Sembari tersenyum, Najwa kemudian memancing Lukas: apa yang akan dilakukan gubernur Papua seandainya Freeport benar-benar hengkang dari tanah Papua. “Saya tak mau berandai-andai. Kami orang Papua, butuh yang konkret. Bukan janji dan seandainya.”

Penonton bertepuk tangan setelah seorang produser yang tidak disorot kamera memberikan aba-aba untuk bertepuk tangan. Jusuf Kalla manggut-manggut. Luhut menatap serius. Sudirman cemberut. Rini tanpa ekspresi. Setya memejamkan mata. Surya mengelus-elus dagunya yang penuh bulu.

Tepuk tangan penonton semakin keras saat Jokowi masuk ke studio bersamaan dengan berakhirnya pengambilan gambar untuk Lukas. Semua pejabat segera berdiri, memberi hormat dan menyalami Jokowi. Sebelum duduk, Jokowi melambaikan tangan ke arah penonton dan mesam-mesem. Najwa berjalan mendatangi Jokowi dan menyalami. Keduanya saling sapa dan tertawa.

Beberapa menit kemudian, produser memberi isyarat pengambilan gambar kedua akan segera dimulai. Jokowi dan Najwa diminta tampil ke panggung, duduk di kursi berhadapan dengan Najwa.

Roll… action…

Kamera menyorot Najwa, dan dia segera memberi pengantar dengan narasi penuh rima mirip narasi acara Silet. “Freeport adalah isu besar.

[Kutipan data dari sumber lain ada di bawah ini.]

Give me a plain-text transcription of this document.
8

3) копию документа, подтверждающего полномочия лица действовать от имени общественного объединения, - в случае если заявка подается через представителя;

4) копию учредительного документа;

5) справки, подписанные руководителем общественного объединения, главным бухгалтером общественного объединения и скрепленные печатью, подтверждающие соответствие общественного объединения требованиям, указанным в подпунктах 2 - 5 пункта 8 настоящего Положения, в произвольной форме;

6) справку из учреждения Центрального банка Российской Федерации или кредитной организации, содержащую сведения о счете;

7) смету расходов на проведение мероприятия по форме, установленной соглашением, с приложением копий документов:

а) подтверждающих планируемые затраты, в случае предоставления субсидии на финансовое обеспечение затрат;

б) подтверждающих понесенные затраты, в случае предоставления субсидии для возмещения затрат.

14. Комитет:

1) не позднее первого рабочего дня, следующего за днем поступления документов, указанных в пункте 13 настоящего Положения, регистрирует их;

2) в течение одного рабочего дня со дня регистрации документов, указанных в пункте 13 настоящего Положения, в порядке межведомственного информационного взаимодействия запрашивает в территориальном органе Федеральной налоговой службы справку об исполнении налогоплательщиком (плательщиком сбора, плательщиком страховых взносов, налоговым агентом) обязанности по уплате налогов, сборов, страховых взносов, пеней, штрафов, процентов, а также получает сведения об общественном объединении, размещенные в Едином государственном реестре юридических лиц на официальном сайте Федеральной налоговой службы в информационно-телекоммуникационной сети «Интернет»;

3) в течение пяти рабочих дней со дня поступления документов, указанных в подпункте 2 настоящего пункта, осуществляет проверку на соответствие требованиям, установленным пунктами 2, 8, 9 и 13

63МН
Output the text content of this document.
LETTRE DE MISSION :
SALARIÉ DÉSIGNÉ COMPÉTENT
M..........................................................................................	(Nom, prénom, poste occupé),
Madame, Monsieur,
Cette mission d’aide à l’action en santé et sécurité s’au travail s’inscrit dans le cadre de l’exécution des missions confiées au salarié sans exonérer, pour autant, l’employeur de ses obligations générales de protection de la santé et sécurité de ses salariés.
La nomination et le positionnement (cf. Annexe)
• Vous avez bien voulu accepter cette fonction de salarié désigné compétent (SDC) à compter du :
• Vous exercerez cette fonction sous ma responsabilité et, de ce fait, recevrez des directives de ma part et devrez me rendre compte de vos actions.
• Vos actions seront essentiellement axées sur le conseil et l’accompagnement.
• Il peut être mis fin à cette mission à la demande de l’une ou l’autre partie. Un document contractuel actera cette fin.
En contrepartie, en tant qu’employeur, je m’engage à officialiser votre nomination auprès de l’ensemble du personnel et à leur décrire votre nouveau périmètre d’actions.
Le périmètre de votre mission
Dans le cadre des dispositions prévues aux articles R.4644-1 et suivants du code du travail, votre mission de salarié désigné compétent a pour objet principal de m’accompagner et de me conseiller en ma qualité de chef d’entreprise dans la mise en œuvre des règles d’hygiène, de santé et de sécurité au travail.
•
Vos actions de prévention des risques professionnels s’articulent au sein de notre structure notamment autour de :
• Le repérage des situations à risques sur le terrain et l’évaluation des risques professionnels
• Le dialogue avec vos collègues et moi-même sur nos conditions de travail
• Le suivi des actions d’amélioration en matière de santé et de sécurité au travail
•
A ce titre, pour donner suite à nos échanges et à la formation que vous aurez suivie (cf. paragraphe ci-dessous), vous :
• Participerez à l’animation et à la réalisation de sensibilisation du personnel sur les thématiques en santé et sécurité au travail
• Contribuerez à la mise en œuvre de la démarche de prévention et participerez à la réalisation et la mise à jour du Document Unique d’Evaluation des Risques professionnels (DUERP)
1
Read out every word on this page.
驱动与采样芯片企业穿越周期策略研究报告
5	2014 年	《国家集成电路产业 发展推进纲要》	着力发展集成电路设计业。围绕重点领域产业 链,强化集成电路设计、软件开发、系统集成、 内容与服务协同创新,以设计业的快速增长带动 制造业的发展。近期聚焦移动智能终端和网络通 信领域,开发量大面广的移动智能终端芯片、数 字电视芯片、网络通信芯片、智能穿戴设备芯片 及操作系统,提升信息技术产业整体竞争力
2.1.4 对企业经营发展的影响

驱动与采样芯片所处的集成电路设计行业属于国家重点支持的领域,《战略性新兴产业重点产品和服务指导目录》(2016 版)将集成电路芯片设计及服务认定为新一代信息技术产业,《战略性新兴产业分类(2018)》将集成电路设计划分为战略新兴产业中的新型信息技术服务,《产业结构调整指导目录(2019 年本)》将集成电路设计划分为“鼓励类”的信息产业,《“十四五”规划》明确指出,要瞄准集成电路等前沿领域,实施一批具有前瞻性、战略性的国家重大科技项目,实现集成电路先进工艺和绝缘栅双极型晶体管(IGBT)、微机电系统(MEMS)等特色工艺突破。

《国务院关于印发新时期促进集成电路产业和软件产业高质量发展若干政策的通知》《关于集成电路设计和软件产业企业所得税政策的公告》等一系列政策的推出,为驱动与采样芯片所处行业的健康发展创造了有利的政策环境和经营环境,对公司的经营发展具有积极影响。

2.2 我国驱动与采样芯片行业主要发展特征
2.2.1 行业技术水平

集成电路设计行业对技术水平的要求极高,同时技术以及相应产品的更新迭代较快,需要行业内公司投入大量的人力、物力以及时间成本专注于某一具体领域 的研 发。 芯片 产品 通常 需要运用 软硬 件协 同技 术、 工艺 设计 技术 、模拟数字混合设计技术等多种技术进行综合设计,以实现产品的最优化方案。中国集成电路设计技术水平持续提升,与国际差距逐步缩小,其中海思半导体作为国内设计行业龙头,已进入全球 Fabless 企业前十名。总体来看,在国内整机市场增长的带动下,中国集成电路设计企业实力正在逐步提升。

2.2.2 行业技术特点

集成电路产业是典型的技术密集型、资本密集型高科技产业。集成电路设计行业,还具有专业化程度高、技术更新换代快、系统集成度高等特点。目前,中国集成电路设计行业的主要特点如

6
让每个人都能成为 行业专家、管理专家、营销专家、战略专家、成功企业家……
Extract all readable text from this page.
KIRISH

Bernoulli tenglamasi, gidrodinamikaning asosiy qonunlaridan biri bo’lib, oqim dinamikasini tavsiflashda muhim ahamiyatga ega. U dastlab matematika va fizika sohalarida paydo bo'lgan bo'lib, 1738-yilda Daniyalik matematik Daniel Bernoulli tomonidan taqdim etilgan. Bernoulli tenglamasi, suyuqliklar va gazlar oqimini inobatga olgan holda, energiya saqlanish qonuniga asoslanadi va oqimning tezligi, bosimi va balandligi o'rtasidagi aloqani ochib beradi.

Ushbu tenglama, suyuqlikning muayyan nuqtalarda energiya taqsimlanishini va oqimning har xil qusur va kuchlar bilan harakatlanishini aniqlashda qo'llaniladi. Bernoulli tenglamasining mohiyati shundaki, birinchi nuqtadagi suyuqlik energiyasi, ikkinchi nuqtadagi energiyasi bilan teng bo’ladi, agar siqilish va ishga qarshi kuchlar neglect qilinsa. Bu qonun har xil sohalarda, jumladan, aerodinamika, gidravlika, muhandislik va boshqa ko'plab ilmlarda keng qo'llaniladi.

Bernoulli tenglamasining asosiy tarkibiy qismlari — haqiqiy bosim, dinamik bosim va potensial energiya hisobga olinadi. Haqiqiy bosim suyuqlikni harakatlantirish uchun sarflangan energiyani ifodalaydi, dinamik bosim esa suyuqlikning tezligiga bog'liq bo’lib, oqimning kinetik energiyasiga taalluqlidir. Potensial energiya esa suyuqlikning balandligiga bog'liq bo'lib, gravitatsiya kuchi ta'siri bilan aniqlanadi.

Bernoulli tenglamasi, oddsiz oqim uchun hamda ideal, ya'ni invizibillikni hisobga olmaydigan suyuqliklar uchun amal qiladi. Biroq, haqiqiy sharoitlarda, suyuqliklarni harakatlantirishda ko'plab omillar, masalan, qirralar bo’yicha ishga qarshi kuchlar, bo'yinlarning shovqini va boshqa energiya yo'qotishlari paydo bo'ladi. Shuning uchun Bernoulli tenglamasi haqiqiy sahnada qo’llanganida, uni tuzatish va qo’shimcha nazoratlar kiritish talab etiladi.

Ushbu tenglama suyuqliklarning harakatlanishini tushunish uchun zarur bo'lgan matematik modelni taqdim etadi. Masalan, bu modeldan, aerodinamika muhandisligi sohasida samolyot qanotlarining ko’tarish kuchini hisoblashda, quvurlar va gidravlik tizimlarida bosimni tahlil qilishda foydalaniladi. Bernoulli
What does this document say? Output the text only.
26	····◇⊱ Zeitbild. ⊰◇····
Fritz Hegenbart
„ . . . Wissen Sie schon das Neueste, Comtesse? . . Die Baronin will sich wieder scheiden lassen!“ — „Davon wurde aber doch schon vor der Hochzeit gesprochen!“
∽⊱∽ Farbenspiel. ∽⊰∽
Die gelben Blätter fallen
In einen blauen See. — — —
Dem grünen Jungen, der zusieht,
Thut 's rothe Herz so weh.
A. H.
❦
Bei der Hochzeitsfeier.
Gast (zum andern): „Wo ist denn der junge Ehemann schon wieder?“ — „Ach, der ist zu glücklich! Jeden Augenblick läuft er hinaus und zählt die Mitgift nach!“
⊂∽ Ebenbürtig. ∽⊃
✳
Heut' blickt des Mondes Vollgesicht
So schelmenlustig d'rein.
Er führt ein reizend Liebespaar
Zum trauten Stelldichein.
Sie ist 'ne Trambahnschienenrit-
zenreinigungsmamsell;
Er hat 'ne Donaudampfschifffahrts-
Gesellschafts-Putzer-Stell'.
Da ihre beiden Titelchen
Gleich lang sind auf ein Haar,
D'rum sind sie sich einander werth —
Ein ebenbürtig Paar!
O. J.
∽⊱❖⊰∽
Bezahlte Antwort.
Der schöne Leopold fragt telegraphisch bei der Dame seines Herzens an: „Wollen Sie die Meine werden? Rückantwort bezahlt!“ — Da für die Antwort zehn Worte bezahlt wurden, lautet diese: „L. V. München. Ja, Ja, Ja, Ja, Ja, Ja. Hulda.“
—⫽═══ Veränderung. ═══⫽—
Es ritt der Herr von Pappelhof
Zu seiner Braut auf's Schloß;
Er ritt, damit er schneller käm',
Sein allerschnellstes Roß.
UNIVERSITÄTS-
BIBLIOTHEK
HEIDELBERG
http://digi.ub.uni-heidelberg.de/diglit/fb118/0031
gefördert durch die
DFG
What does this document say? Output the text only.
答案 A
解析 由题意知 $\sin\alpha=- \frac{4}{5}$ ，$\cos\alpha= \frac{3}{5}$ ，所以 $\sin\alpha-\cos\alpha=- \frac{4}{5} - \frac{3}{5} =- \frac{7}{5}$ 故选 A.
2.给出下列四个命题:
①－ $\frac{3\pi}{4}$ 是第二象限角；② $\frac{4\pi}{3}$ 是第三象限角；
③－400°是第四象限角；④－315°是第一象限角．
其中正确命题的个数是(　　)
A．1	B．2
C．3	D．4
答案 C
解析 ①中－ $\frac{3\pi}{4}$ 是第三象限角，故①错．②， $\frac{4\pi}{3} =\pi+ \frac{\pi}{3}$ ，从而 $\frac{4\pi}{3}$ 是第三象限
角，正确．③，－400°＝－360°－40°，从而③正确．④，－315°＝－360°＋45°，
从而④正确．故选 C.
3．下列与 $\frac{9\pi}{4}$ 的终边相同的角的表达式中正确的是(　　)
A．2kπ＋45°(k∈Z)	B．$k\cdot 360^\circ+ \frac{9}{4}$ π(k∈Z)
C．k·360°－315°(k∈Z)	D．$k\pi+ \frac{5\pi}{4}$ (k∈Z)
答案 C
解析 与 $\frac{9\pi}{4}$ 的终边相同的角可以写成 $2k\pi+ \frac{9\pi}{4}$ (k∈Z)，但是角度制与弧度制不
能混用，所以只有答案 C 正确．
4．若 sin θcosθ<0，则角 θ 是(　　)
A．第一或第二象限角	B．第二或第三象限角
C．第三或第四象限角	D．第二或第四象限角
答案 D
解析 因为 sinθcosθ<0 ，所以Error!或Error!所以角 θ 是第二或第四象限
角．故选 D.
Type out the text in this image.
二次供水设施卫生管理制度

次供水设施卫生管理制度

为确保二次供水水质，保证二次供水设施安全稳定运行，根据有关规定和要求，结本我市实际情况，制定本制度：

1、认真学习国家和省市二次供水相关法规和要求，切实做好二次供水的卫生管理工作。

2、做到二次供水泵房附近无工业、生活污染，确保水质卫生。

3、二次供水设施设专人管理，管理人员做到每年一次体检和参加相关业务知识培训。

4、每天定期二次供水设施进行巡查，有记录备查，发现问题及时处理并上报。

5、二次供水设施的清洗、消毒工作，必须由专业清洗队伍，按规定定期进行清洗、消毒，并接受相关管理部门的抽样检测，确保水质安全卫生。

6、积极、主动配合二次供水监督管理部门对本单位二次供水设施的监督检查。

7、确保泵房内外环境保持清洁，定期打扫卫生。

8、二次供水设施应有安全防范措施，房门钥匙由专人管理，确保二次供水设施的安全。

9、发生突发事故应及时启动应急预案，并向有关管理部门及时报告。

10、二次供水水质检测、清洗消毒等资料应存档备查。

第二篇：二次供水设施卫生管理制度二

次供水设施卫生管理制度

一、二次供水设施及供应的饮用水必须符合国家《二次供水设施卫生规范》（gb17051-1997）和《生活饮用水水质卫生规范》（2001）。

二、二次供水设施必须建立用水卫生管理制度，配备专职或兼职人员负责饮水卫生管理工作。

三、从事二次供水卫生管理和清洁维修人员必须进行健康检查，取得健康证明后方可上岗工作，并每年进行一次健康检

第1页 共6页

Kehadirannya menyangkut nasib bangsa yang besar. Tapi akankah pemerintah mengambil keputusan yang besar? Sejauh apa keputusan besar itu akan berdampak seandainya tambang Freeport, kelak diambil oleh putra-putri dari bangsa yang besar? Permisa, di tengah-tengah kita telah hadir Presiden Jokowi yang akan menjelaskan soal isu besar itu…”

“Selamat malam, Pak Presiden, selamat datang di Mata Najwa…”

“Selamat malam, Mbak Najwa. Anda ini hebat. Semua pejabat bisa dikumpulkan di studio. Pak Surya pintar memilih Mbak Najwa…”

Bersamaan dengan itu, produser memberi aba-aba agar penonton di studio bertepuk tangan, dan seluruh penonton segera bertepuk tangan. Najwa membuka pertanyaan dengan meminta penjelasan Jokowi soal kemungkinan tidak memperpanjang kontrak karya Freeport. Jokowi mesam-mesem menyimak pertanyaan Najwa tapi sejurus kemudian wajahnya berubah serius.

“Begini, Mbak Najwa. Hari ini, saya mendapat laporan ada 41 anak-anak di Mbuwa, Nduga, Papua meninggal dunia. Mereka menderita penyakit yang belum diketahui. Para dokter di Wamena dan Jayawijaya angkat tangan, dan tentu saja saya sebagai presiden merasa terpukul…”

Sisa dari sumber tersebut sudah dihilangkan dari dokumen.